This is how you know you made a good split pea soup–if you let it cool, it forms a big clump on your spoon.
I know I’ve probably written on split pea soup before, but I just love the stuff–so home(l)y and humble and warming and good. It’s also one of those foods that my parents ate and I was disgusted by as a kid. And it’s easy to see why–it’s very thick and a very unattractive color. It smells kind of funky, too.
But I’d baked a ham with rice sometime last early week, and I’d finally gotten down to a chunk of meat and bone perfect for simmering with the split peas. I throw in a few bay leaves as well, and I cook it all down on the stovetop (adding more water if necessary) until it’s one great smooth mass.
(Crockpots don’t seem to break the peas down very well, so I don’t usually use them for split pea soups and dals.)
While the peas are simmering with the hambone (which, for vegetarians, is totally optional), I use a separate frying pan to saute onions, carrots, celery (if I have it–this time it was dried celery tossed in with the peas), and some crushed-and-chopped garlic, thyme, and hot red pepper ’til the veggies start to lightly brown and stick to the pan.

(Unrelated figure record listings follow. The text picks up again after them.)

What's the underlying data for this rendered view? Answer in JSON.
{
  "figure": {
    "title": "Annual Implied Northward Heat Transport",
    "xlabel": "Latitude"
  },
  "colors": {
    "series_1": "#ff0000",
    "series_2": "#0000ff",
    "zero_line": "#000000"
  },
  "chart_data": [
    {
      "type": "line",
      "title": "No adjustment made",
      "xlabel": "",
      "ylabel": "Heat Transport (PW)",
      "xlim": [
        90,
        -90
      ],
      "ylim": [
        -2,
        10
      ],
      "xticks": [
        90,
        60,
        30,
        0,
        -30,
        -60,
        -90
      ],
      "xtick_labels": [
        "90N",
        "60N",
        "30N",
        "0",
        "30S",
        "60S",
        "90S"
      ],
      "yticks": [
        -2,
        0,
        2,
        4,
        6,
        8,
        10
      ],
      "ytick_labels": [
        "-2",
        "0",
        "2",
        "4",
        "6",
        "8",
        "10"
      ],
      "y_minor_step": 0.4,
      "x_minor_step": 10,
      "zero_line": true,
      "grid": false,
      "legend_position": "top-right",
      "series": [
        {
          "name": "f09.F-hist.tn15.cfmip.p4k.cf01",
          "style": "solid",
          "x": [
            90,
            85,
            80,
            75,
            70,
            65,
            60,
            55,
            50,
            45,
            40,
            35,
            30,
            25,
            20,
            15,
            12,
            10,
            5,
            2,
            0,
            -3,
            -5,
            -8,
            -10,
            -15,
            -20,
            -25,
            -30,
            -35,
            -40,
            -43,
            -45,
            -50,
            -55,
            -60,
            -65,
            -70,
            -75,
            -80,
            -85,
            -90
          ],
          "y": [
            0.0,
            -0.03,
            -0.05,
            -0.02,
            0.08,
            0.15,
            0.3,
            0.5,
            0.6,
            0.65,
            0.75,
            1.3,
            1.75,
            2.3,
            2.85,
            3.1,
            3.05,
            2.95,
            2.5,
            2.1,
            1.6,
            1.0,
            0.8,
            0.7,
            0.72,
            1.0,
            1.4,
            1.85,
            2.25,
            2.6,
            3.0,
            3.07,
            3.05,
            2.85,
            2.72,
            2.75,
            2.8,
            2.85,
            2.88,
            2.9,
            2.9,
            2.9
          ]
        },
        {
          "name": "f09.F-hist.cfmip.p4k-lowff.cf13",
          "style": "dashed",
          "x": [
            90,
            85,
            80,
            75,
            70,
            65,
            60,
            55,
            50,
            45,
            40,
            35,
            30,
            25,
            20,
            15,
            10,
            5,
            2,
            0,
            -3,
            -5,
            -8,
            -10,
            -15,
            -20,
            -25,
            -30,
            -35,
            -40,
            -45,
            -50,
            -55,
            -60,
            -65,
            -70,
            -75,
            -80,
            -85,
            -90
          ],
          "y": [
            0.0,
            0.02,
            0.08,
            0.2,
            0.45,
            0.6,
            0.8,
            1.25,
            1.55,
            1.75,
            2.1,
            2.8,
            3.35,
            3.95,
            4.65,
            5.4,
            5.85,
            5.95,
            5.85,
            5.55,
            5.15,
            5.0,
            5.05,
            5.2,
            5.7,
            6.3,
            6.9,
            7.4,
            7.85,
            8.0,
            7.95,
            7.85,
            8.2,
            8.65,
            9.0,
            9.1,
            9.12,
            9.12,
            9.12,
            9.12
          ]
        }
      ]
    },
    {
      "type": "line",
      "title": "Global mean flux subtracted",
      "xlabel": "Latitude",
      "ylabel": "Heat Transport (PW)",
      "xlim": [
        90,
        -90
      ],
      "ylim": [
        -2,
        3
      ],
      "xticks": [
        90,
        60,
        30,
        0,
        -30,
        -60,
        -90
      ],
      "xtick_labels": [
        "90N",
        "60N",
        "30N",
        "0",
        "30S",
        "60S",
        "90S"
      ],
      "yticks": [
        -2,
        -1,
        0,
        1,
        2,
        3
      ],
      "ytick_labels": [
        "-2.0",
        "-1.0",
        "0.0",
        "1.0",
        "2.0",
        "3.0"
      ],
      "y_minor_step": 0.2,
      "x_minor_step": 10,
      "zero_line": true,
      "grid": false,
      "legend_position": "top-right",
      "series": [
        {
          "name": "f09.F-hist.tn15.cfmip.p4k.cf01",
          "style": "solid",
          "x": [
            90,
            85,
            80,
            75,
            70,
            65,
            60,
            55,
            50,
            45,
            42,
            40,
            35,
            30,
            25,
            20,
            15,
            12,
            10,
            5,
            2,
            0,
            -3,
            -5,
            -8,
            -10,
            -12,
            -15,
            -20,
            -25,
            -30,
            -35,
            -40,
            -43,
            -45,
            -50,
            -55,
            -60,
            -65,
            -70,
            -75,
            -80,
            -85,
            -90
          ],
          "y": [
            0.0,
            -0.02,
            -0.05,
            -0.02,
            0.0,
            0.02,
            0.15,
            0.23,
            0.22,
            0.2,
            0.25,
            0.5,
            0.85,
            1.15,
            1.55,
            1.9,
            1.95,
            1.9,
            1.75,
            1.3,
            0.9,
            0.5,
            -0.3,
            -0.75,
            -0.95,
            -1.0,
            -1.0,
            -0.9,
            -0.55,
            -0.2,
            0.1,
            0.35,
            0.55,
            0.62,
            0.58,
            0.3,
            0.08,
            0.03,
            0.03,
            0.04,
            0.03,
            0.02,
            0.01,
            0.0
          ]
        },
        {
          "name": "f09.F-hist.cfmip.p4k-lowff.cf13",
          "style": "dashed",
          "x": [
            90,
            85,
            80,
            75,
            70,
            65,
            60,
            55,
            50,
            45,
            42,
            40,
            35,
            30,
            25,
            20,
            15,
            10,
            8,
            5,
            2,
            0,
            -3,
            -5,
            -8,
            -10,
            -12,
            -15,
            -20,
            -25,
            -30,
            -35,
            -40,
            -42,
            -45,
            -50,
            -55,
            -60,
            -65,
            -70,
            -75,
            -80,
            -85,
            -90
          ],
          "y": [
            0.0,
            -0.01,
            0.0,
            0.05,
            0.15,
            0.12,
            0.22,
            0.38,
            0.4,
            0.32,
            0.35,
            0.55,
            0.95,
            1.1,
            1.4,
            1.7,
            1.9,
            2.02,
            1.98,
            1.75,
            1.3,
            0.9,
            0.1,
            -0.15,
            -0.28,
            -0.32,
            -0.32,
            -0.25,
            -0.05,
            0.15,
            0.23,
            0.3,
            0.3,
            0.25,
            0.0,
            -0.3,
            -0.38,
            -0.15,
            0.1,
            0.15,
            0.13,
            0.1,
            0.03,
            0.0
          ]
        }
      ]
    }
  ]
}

A little red wine helps to deglaze the stuck veggies bits as well as adding a nice flavor to the finished soup.
Once the split peas are melted into one great green mass, I scrape the veggie/herb/wine mix into the pot with them and simmer the whole thing together a little longer–salting and peppering to taste. I take the ham bone out at that point and pull any clinging bits of meat off to add back to the soup.
By the way, I bought organic carrots from Bonnie’s Hometown Grocery in Clinton, MN. She has also started carrying Organic Valley milk. Bonnie was pleasantly surprised to discover that the organic carrots she ordered don’t cost any more than conventional. How ’bout that?
Starting in the 2011 season we should be able get some local carrots in Bonnie’s, but this is a nice stopgap while we build up production and storage capacity in the area. Organic carrots are so superior-tasting to the conventional ones–I swear I can taste the petrochemical fertilizer in a raw conventional carrot. Blech!
The rest of the soup ingredients came from my gardens/H’s farms (ham, onions, red pepper, garlic), the Granary Coop (dried celery, split peas, and butter), Vermillion liquor store (California red table wine), and Penzey’s Spices (bay leaves, thyme, and black pepper).